Twenty-seven years to the day after he incorporated the company he co-founded, Jeff Bezos has retired as CEO of Amazon, handing over the reins to Andy Jassy, head of the company’s cloud computing division.
Bezos told employees and shareholders his plans to step down back in February, naming Jassy his successor and announcing he would still have an active role with the company as executive chair, where he will keep focusing on his and the company’s many side initiatives, including space exploration, combating climate change and philanthropy.
“As executive chair I will stay engaged in important Amazon initiatives but also have the time and energy I need to focus on the Day 1 Fund, the Bezos Earth Fund, Blue Origin, The Washington Post and my other passions,” Bezos said at the time, noting that, “I’ve never had more energy, and this isn’t about retiring.”

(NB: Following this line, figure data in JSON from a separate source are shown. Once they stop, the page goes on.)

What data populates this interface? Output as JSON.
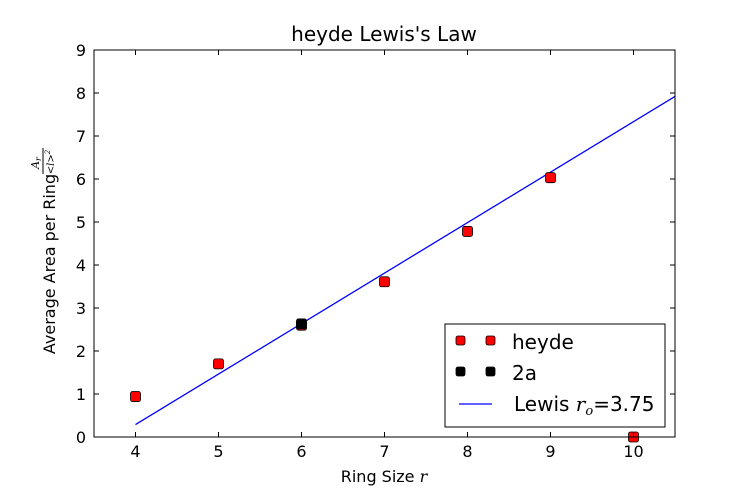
{
  "chart_data": {
    "type": "scatter",
    "title": "heyde Lewis's Law",
    "xlabel": "Ring Size ",
    "xlabel_math": "r",
    "ylabel": "Average Area per Ring ",
    "ylabel_math_num": "A",
    "ylabel_math_num_sub": "r",
    "ylabel_math_den": "<l>",
    "ylabel_math_den_sup": "2",
    "xlim": [
      3.5,
      10.5
    ],
    "ylim": [
      0,
      9
    ],
    "xticks": [
      4,
      5,
      6,
      7,
      8,
      9,
      10
    ],
    "yticks": [
      0,
      1,
      2,
      3,
      4,
      5,
      6,
      7,
      8,
      9
    ],
    "grid": false,
    "legend_position": "lower right",
    "series": [
      {
        "name": "heyde",
        "marker": "square",
        "color": "#ff0000",
        "x": [
          4,
          5,
          6,
          7,
          8,
          9,
          10
        ],
        "y": [
          0.94,
          1.7,
          2.6,
          3.61,
          4.78,
          6.03,
          0.0
        ]
      },
      {
        "name": "2a",
        "marker": "square",
        "color": "#000000",
        "x": [
          6
        ],
        "y": [
          2.63
        ]
      }
    ],
    "fit_line": {
      "name": "Lewis ",
      "name_math": "r",
      "name_math_sub": "o",
      "name_suffix": "=3.75",
      "color": "#0000ff",
      "x": [
        4,
        10.5
      ],
      "y": [
        0.29,
        7.92
      ]
    }
  }
}
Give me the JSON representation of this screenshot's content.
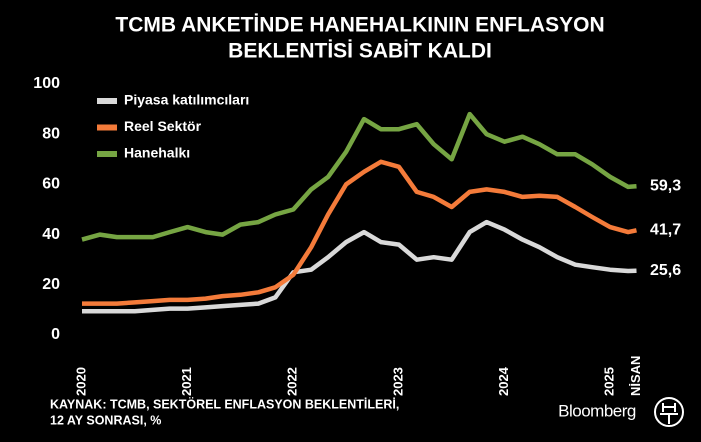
{
  "chart_data": {
    "type": "line",
    "title": [
      "TCMB ANKETİNDE HANEHALKININ ENFLASYON",
      "BEKLENTİSİ SABİT KALDI"
    ],
    "source": [
      "KAYNAK: TCMB, SEKTÖREL ENFLASYON BEKLENTİLERİ,",
      "12 AY SONRASI, %"
    ],
    "brand": "Bloomberg",
    "x": [
      2020,
      2020.17,
      2020.33,
      2020.5,
      2020.67,
      2020.83,
      2021,
      2021.17,
      2021.33,
      2021.5,
      2021.67,
      2021.83,
      2022,
      2022.17,
      2022.33,
      2022.5,
      2022.67,
      2022.83,
      2023,
      2023.17,
      2023.33,
      2023.5,
      2023.67,
      2023.83,
      2024,
      2024.17,
      2024.33,
      2024.5,
      2024.67,
      2024.83,
      2025,
      2025.17,
      2025.25
    ],
    "xlim": [
      2020,
      2025.33
    ],
    "xticks": [
      2020,
      2021,
      2022,
      2023,
      2024,
      2025,
      {
        "value": 2025.25,
        "label": "NİSAN"
      }
    ],
    "ylim": [
      0,
      100
    ],
    "yticks": [
      0,
      20,
      40,
      60,
      80,
      100
    ],
    "grid": false,
    "legend": "top-left",
    "series": [
      {
        "name": "Piyasa katılımcıları",
        "color": "#d9d9d9",
        "values": [
          9.5,
          9.5,
          9.5,
          9.5,
          10,
          10.5,
          10.5,
          11,
          11.5,
          12,
          12.5,
          15,
          25,
          26,
          31,
          37,
          41,
          37,
          36,
          30,
          31,
          30,
          41,
          45,
          42,
          38,
          35,
          31,
          28,
          27,
          26,
          25.5,
          25.6
        ],
        "value_labels": [
          null,
          null,
          null,
          null,
          null,
          null,
          null,
          null,
          null,
          null,
          null,
          null,
          null,
          null,
          null,
          null,
          null,
          null,
          null,
          null,
          null,
          null,
          null,
          null,
          null,
          null,
          null,
          null,
          null,
          null,
          null,
          null,
          "25,6"
        ]
      },
      {
        "name": "Reel Sektör",
        "color": "#f47b3a",
        "values": [
          12.5,
          12.5,
          12.5,
          13,
          13.5,
          14,
          14,
          14.5,
          15.5,
          16,
          17,
          19,
          24,
          35,
          48,
          60,
          65,
          69,
          67,
          57,
          55,
          51,
          57,
          58,
          57,
          55,
          55.5,
          55,
          51,
          47,
          43,
          41,
          41.7
        ],
        "value_labels": [
          null,
          null,
          null,
          null,
          null,
          null,
          null,
          null,
          null,
          null,
          null,
          null,
          null,
          null,
          null,
          null,
          null,
          null,
          null,
          null,
          null,
          null,
          null,
          null,
          null,
          null,
          null,
          null,
          null,
          null,
          null,
          null,
          "41,7"
        ]
      },
      {
        "name": "Hanehalkı",
        "color": "#76a543",
        "values": [
          38,
          40,
          39,
          39,
          39,
          41,
          43,
          41,
          40,
          44,
          45,
          48,
          50,
          58,
          63,
          73,
          86,
          82,
          82,
          84,
          76,
          70,
          88,
          80,
          77,
          79,
          76,
          72,
          72,
          68,
          63,
          59,
          59.3
        ],
        "value_labels": [
          null,
          null,
          null,
          null,
          null,
          null,
          null,
          null,
          null,
          null,
          null,
          null,
          null,
          null,
          null,
          null,
          null,
          null,
          null,
          null,
          null,
          null,
          null,
          null,
          null,
          null,
          null,
          null,
          null,
          null,
          null,
          null,
          "59,3"
        ]
      }
    ]
  }
}
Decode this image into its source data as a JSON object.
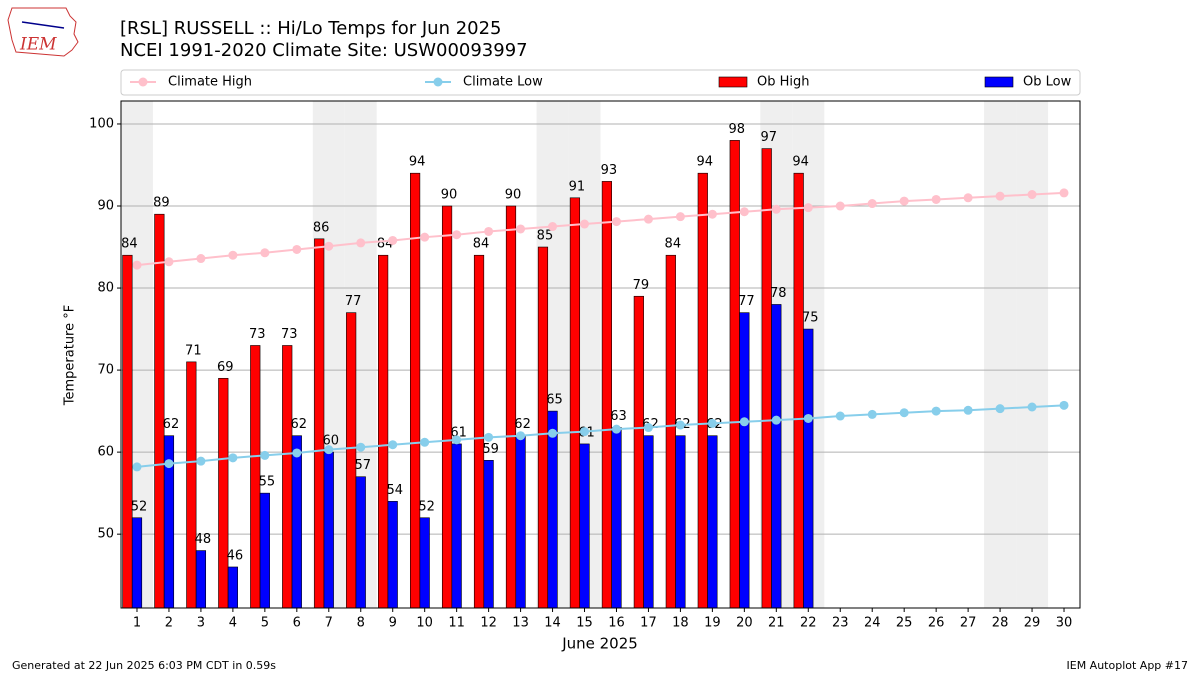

The date was chosen because of the symbolism, as Bezos incorporated the company on July 5, 1994.
An electrical engineer and computer programmer by training, Bezos worked on Wall Street after his university days, including at one firm where he met his future wife, MacKenzie. The pair would marry in 1993.
The pair dreamed of starting an online business, although they were not sure what to sell at first.
Bezos quickly determined that an online bookstore would resonate with consumers, so he and MacKenzie set out on a road trip to Seattle — a city chosen for its abundance of tech talent and proximity to a large book distributor in Roseburg, Ore.
While MacKenzie drove, Bezos wrote up the business plan for what would become Amazon.com. Bezos convinced his parents and some friends to invest in the idea, and Amazon began operating out of the couple’s Seattle garage the next year.
The company was unprofitable for several years, before expanding into e-commerce, server hosting and other initiatives. Today, Jassy takes over a company that is worth more than $1.7 trillion US, and took in almost $400 billion in revenue last year.